What I Ate:
Harvest Jammer Sandwich
This sandwich is one of my favorites. I recently made it right before going out to a fun tiny concert at Smith’s Olde Bar. The bands were Nicki Bluhm & The Gramblers and Union Apollo (or Apollo Union) opened for them. Loved both bands and had a blast!
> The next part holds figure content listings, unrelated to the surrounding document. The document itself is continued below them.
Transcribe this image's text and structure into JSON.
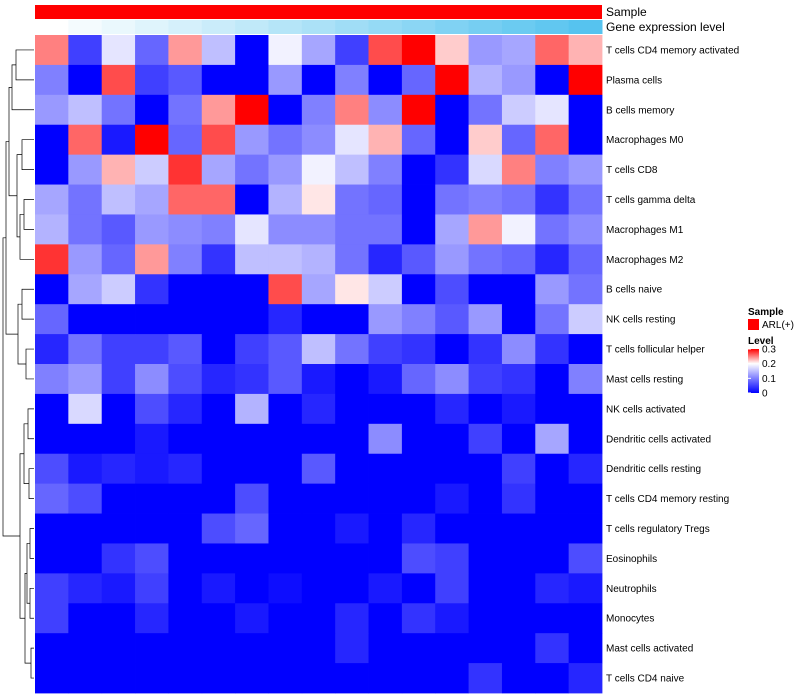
{
  "chart_data": {
    "type": "heatmap",
    "annotations": [
      {
        "label": "Sample",
        "color": "#ff0000"
      },
      {
        "label": "Gene expression level",
        "gradient": [
          "#ffffff",
          "#56c3ef"
        ]
      }
    ],
    "legend": {
      "placement": "right",
      "sample_title": "Sample",
      "sample_entry": "ARL(+)",
      "sample_color": "#ff0000",
      "level_title": "Level",
      "level_ticks": [
        "0.3",
        "0.2",
        "0.1",
        "0"
      ],
      "level_tick_values": [
        0.3,
        0.2,
        0.1,
        0
      ],
      "color_scale": {
        "min": 0,
        "mid": 0.2,
        "max": 0.3,
        "low": "#0000ff",
        "midColor": "#ffffff",
        "high": "#ff0000"
      }
    },
    "rows": [
      "T cells CD4 memory activated",
      "Plasma cells",
      "B cells memory",
      "Macrophages M0",
      "T cells CD8",
      "T cells gamma delta",
      "Macrophages M1",
      "Macrophages M2",
      "B cells naive",
      "NK cells resting",
      "T cells follicular helper",
      "Mast cells resting",
      "NK cells activated",
      "Dendritic cells activated",
      "Dendritic cells resting",
      "T cells CD4 memory resting",
      "T cells regulatory  Tregs",
      "Eosinophils",
      "Neutrophils",
      "Monocytes",
      "Mast cells activated",
      "T cells CD4 naive"
    ],
    "values": [
      [
        0.25,
        0.05,
        0.18,
        0.08,
        0.24,
        0.15,
        0.0,
        0.19,
        0.13,
        0.05,
        0.27,
        0.3,
        0.22,
        0.12,
        0.13,
        0.26,
        0.23
      ],
      [
        0.1,
        0.0,
        0.27,
        0.05,
        0.07,
        0.0,
        0.0,
        0.12,
        0.0,
        0.1,
        0.0,
        0.08,
        0.3,
        0.14,
        0.12,
        0.0,
        0.3
      ],
      [
        0.12,
        0.15,
        0.09,
        0.0,
        0.09,
        0.24,
        0.3,
        0.0,
        0.1,
        0.25,
        0.11,
        0.3,
        0.0,
        0.09,
        0.16,
        0.18,
        0.0
      ],
      [
        0.0,
        0.26,
        0.02,
        0.3,
        0.08,
        0.27,
        0.12,
        0.09,
        0.11,
        0.18,
        0.23,
        0.08,
        0.0,
        0.22,
        0.08,
        0.26,
        0.0
      ],
      [
        0.0,
        0.12,
        0.23,
        0.16,
        0.28,
        0.13,
        0.09,
        0.12,
        0.19,
        0.15,
        0.1,
        0.0,
        0.04,
        0.17,
        0.25,
        0.1,
        0.12
      ],
      [
        0.13,
        0.09,
        0.15,
        0.13,
        0.26,
        0.26,
        0.0,
        0.14,
        0.21,
        0.09,
        0.08,
        0.0,
        0.09,
        0.1,
        0.09,
        0.04,
        0.09
      ],
      [
        0.14,
        0.09,
        0.07,
        0.12,
        0.11,
        0.1,
        0.18,
        0.11,
        0.11,
        0.09,
        0.09,
        0.0,
        0.13,
        0.24,
        0.19,
        0.09,
        0.11
      ],
      [
        0.28,
        0.12,
        0.08,
        0.24,
        0.1,
        0.04,
        0.15,
        0.15,
        0.14,
        0.09,
        0.03,
        0.07,
        0.12,
        0.09,
        0.08,
        0.03,
        0.08
      ],
      [
        0.0,
        0.13,
        0.16,
        0.04,
        0.0,
        0.0,
        0.0,
        0.27,
        0.13,
        0.21,
        0.16,
        0.0,
        0.06,
        0.0,
        0.0,
        0.12,
        0.09
      ],
      [
        0.08,
        0.0,
        0.0,
        0.0,
        0.0,
        0.0,
        0.0,
        0.03,
        0.0,
        0.0,
        0.12,
        0.1,
        0.07,
        0.12,
        0.0,
        0.09,
        0.16
      ],
      [
        0.03,
        0.09,
        0.05,
        0.05,
        0.07,
        0.0,
        0.05,
        0.07,
        0.15,
        0.09,
        0.05,
        0.04,
        0.0,
        0.04,
        0.11,
        0.04,
        0.0
      ],
      [
        0.1,
        0.12,
        0.05,
        0.11,
        0.06,
        0.03,
        0.04,
        0.07,
        0.02,
        0.0,
        0.02,
        0.08,
        0.11,
        0.05,
        0.04,
        0.0,
        0.1
      ],
      [
        0.0,
        0.17,
        0.0,
        0.06,
        0.03,
        0.0,
        0.14,
        0.0,
        0.03,
        0.0,
        0.0,
        0.0,
        0.03,
        0.0,
        0.02,
        0.0,
        0.0
      ],
      [
        0.0,
        0.0,
        0.0,
        0.02,
        0.0,
        0.0,
        0.0,
        0.0,
        0.0,
        0.0,
        0.11,
        0.0,
        0.0,
        0.05,
        0.0,
        0.13,
        0.0
      ],
      [
        0.06,
        0.02,
        0.03,
        0.02,
        0.03,
        0.0,
        0.0,
        0.0,
        0.07,
        0.0,
        0.0,
        0.0,
        0.0,
        0.0,
        0.05,
        0.0,
        0.03
      ],
      [
        0.08,
        0.06,
        0.0,
        0.0,
        0.0,
        0.0,
        0.06,
        0.0,
        0.0,
        0.0,
        0.0,
        0.0,
        0.02,
        0.0,
        0.04,
        0.0,
        0.0
      ],
      [
        0.0,
        0.0,
        0.0,
        0.0,
        0.0,
        0.06,
        0.08,
        0.0,
        0.0,
        0.02,
        0.0,
        0.03,
        0.0,
        0.0,
        0.0,
        0.0,
        0.0
      ],
      [
        0.0,
        0.0,
        0.04,
        0.06,
        0.0,
        0.0,
        0.0,
        0.0,
        0.0,
        0.0,
        0.0,
        0.06,
        0.05,
        0.0,
        0.0,
        0.0,
        0.06
      ],
      [
        0.05,
        0.03,
        0.02,
        0.05,
        0.0,
        0.02,
        0.0,
        0.01,
        0.0,
        0.0,
        0.02,
        0.0,
        0.05,
        0.0,
        0.0,
        0.03,
        0.02
      ],
      [
        0.05,
        0.0,
        0.0,
        0.03,
        0.0,
        0.0,
        0.02,
        0.0,
        0.0,
        0.03,
        0.0,
        0.04,
        0.02,
        0.0,
        0.0,
        0.0,
        0.0
      ],
      [
        0.0,
        0.0,
        0.0,
        0.0,
        0.0,
        0.0,
        0.0,
        0.0,
        0.0,
        0.03,
        0.0,
        0.0,
        0.0,
        0.0,
        0.0,
        0.04,
        0.0
      ],
      [
        0.0,
        0.0,
        0.0,
        0.0,
        0.0,
        0.0,
        0.0,
        0.0,
        0.0,
        0.0,
        0.0,
        0.0,
        0.0,
        0.04,
        0.0,
        0.0,
        0.03
      ]
    ]
  }
}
So, before doing a little white girl dancing, I needed to get in some protein and carbs to make sure I could keep my energy up the moves. This sandwich is the perfect solution for that. It never disappoints! I first had this sandwich in college at Daylight Donuts in Statesboro, GA. They called it the “Harvest Jammer”, which is just a terribly cheesy name–but it’s memorable, so I kept that for my version too. I’m not sure if this is exactly how Daylight Donuts makes their version, but here’s my spin on the yumminess:
8 slices Bakery fresh Italian bread, sliced into desired sandwich thickness
1 lb Thinly sliced smoked, good quality deli turkey
1/4 lb Smoked cheddar cheese, sliced
1/3 cup whipped cream cheese
1/3 cup craisins, finely chopped
1 green apple, cored and sliced into 1/4 in thick circular slices
Butter or olive oil for toasting
Heat oven to 350 degrees. Brush butter or oil on one side of 4 of the slices of bread, place butter side down on a baking sheet. Layer on an even amount of turkey and cheese on each, then add equal amounts of the apple slices. In a small bowl, combine the cream cheese and craisin pieces and mix until it looks sort of pink. On the remaining 4 slices, evenly spread a generous amount of the cream cheese mixture. Place on top of the other half of the sandwich, brush with butter or oil and bake for about 10 minutes or just until bread gets toasted and slightly golden and cheese is melted.
Tastes pretty dang good with a local Atlanta IPA, “Hoplanta” from Red Brick Brewery and some extra crunchy potato chips.